La joven logró quitarle
los zapatos y la ropa para acostarle. Gonzalo apenas rechistó.
-¡Cuánta razón tiene
don Anselmo! –susurró mientras se quitaba la camisa-. No puedo negarle lo
evidente… estás siempre en mis pensamientos; día y noche. Colándole en mi mente
sin que yo pueda evitarlo. Y por mucho que me empeñe en negar mis sentimientos,
estos se rebelan, saliendo a la superficie –levantó la mirada hacia ella que en
ese momento le estaba recostando sobre la almohada-. Te quiero, María. Te
quiero… con locura… pero Dios tendrá que saber perdonarme por mis pensamientos
impuros.

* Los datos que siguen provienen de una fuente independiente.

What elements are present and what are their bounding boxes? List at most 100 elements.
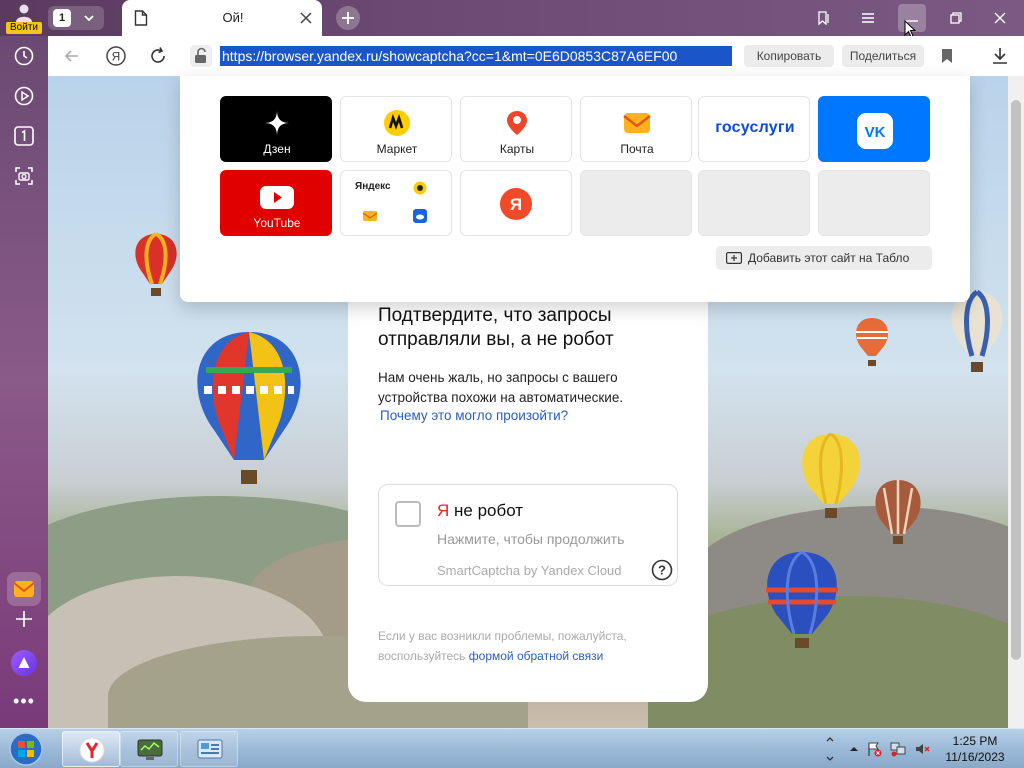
captcha-card: Подтвердите, что запросы отправляли вы, … [348, 260, 708, 702]
system-clock[interactable]: 1:25 PM 11/16/2023 [940, 733, 1010, 765]
why-link[interactable]: Почему это могло произойти? [380, 408, 568, 423]
unlocked-padlock-icon [195, 47, 206, 63]
not-robot-widget[interactable]: Я не робот Нажмите, чтобы продолжить Sma… [378, 484, 678, 586]
site-security-button[interactable] [190, 45, 212, 67]
tile-label: YouTube [253, 216, 301, 230]
reload-icon[interactable] [146, 44, 170, 68]
new-tab-button[interactable] [336, 6, 360, 30]
bookmark-icon[interactable] [940, 48, 954, 64]
captcha-hint: Нажмите, чтобы продолжить [437, 531, 625, 547]
tile-zen[interactable]: Дзен [220, 96, 332, 162]
action-center-flag-icon[interactable] [866, 741, 882, 757]
tabs-counter-icon[interactable] [12, 124, 36, 148]
copy-url-button[interactable]: Копировать [744, 45, 834, 67]
tile-label: Почта [620, 142, 654, 156]
back-arrow-icon[interactable] [60, 44, 84, 68]
close-icon [994, 12, 1006, 24]
svg-text:?: ? [658, 563, 666, 578]
yandex-browser-icon [79, 737, 105, 763]
add-site-label: Добавить этот сайт на Табло [748, 251, 910, 265]
downloads-icon[interactable] [988, 44, 1012, 68]
screenshot-camera-icon[interactable] [12, 164, 36, 188]
windows-start-icon [9, 732, 43, 766]
tab-count: 1 [53, 9, 71, 27]
share-button[interactable]: Поделиться [842, 45, 924, 67]
tile-gosuslugi[interactable]: госуслуги [698, 96, 810, 162]
zen-star-icon [264, 110, 290, 136]
hot-air-balloon-image [766, 550, 838, 648]
tab-active[interactable]: Ой! [122, 0, 322, 36]
collections-button[interactable] [810, 4, 838, 32]
tile-maps[interactable]: Карты [460, 96, 572, 162]
restore-icon [950, 12, 962, 24]
show-hidden-icons-icon[interactable] [846, 741, 862, 757]
not-robot-checkbox[interactable] [395, 501, 421, 527]
captcha-title: Подтвердите, что запросы отправляли вы, … [378, 305, 614, 350]
hot-air-balloon-image [875, 480, 921, 544]
tile-vk[interactable]: VK [818, 96, 930, 162]
maps-pin-icon [507, 111, 527, 135]
mail-app-button[interactable] [7, 572, 41, 606]
tile-yandex[interactable]: Я [460, 170, 572, 236]
tile-market[interactable]: Маркет [340, 96, 452, 162]
page-scrollbar[interactable] [1008, 76, 1024, 728]
not-robot-text: не робот [449, 501, 524, 520]
tab-title: Ой! [222, 10, 244, 25]
alice-assistant-button[interactable] [11, 650, 37, 676]
yandex-ya-letter: Я [437, 501, 450, 520]
add-box-icon [726, 252, 742, 264]
hot-air-balloon-image [135, 232, 177, 296]
vk-logo: VK [857, 113, 893, 149]
close-window-button[interactable] [986, 4, 1014, 32]
yandex-disk-icon [413, 209, 427, 223]
mail-envelope-icon [363, 211, 377, 221]
tab-count-button[interactable]: 1 [48, 6, 104, 30]
tile-youtube[interactable]: YouTube [220, 170, 332, 236]
tile-label: Карты [499, 142, 535, 156]
scrollbar-thumb[interactable] [1011, 100, 1021, 660]
browser-sidebar: ••• [0, 36, 48, 728]
tile-empty[interactable] [698, 170, 810, 236]
yandex-home-icon[interactable]: Я [104, 44, 128, 68]
taskbar-yandex-browser[interactable] [62, 731, 120, 767]
restore-button[interactable] [942, 4, 970, 32]
volume-muted-icon[interactable] [914, 741, 930, 757]
more-dots-icon[interactable]: ••• [10, 692, 38, 710]
help-question-icon[interactable]: ? [651, 559, 673, 581]
taskbar-control-panel[interactable] [180, 731, 238, 767]
tableau-dropdown: Дзен Маркет Карты Почта госуслуги VK You… [180, 76, 970, 302]
clock-date: 11/16/2023 [945, 750, 1005, 764]
tile-empty[interactable] [818, 170, 930, 236]
tile-yandex-group[interactable]: Яндекс [340, 170, 452, 236]
history-clock-icon[interactable] [12, 44, 36, 68]
add-site-to-tableau-button[interactable]: Добавить этот сайт на Табло [716, 246, 932, 270]
login-label: Войти [6, 22, 42, 34]
chevron-down-icon [84, 15, 94, 22]
yandex-wordmark: Яндекс [355, 181, 391, 192]
network-icon[interactable] [890, 741, 906, 757]
gosuslugi-logo: госуслуги [699, 119, 809, 137]
mail-envelope-icon [13, 581, 35, 597]
captcha-description: Нам очень жаль, но запросы с вашего устр… [378, 370, 624, 405]
user-avatar-icon [16, 4, 32, 22]
video-play-icon[interactable] [12, 84, 36, 108]
vk-logo-text: VK [865, 124, 886, 141]
captcha-brand: SmartCaptcha by Yandex Cloud [437, 563, 622, 578]
browser-toolbar: Я https://browser.yandex.ru/showcaptcha?… [48, 36, 1024, 76]
tray-scroll-icon[interactable] [824, 731, 836, 767]
tile-mail[interactable]: Почта [580, 96, 692, 162]
add-app-button[interactable] [7, 604, 41, 634]
url-input[interactable]: https://browser.yandex.ru/showcaptcha?cc… [220, 46, 732, 66]
feedback-form-link[interactable]: формой обратной связи [469, 649, 604, 663]
yandex-music-icon [413, 181, 427, 195]
mail-envelope-icon [623, 113, 651, 133]
menu-button[interactable] [854, 4, 882, 32]
taskbar-task-manager[interactable] [120, 731, 178, 767]
page-icon [134, 10, 148, 26]
close-tab-icon[interactable] [298, 10, 314, 26]
hot-air-balloon-image [197, 332, 301, 484]
tile-empty[interactable] [580, 170, 692, 236]
profile-button[interactable]: Войти [6, 2, 42, 34]
not-robot-label: Я не робот [437, 501, 523, 521]
start-button[interactable] [4, 731, 48, 767]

Espero que tú también sepas perdonarme por no poder demostrarte lo que
siento.
Su esposa sabía que
aquellas palabras eran fruto de su estado de embriaguez aunque en el fondo
fueran ciertas y le gustaba escuchárselas decir.
-No hay nada que
perdonar, mi vida –le acarició el rostro con ternura, sentándose a su vera y
mirándole con infinita ternura-. Pero mañana tendrás un dolor de cabeza
horrible. Así que será mejor que descanses.
Se levantó para ponerse
el camisón pero Gonzalo la cogió por la muñeca.
-No te vayas –susurró,
casi vencido por el sueño-. Quédate conmigo.
La joven apartó su mano
con cuidado. Sonrió débilmente.
-Aquí estoy… y estaré
–le susurró; y le besó en los labios. Un simple roce que calmó a Gonzalo, quien
se durmió al instante.
Poco después, María se
acostó a su lado y antes de caer en un sueño placentero, le miró por última vez
y sonrió. ¿Se acordaría Gonzalo, al día siguiente, de lo que le había dicho o
quedaría como un secreto entre ellos? Lo único cierto sería la jaqueca con la
que despertaría. Esa no se la quitaba nadie.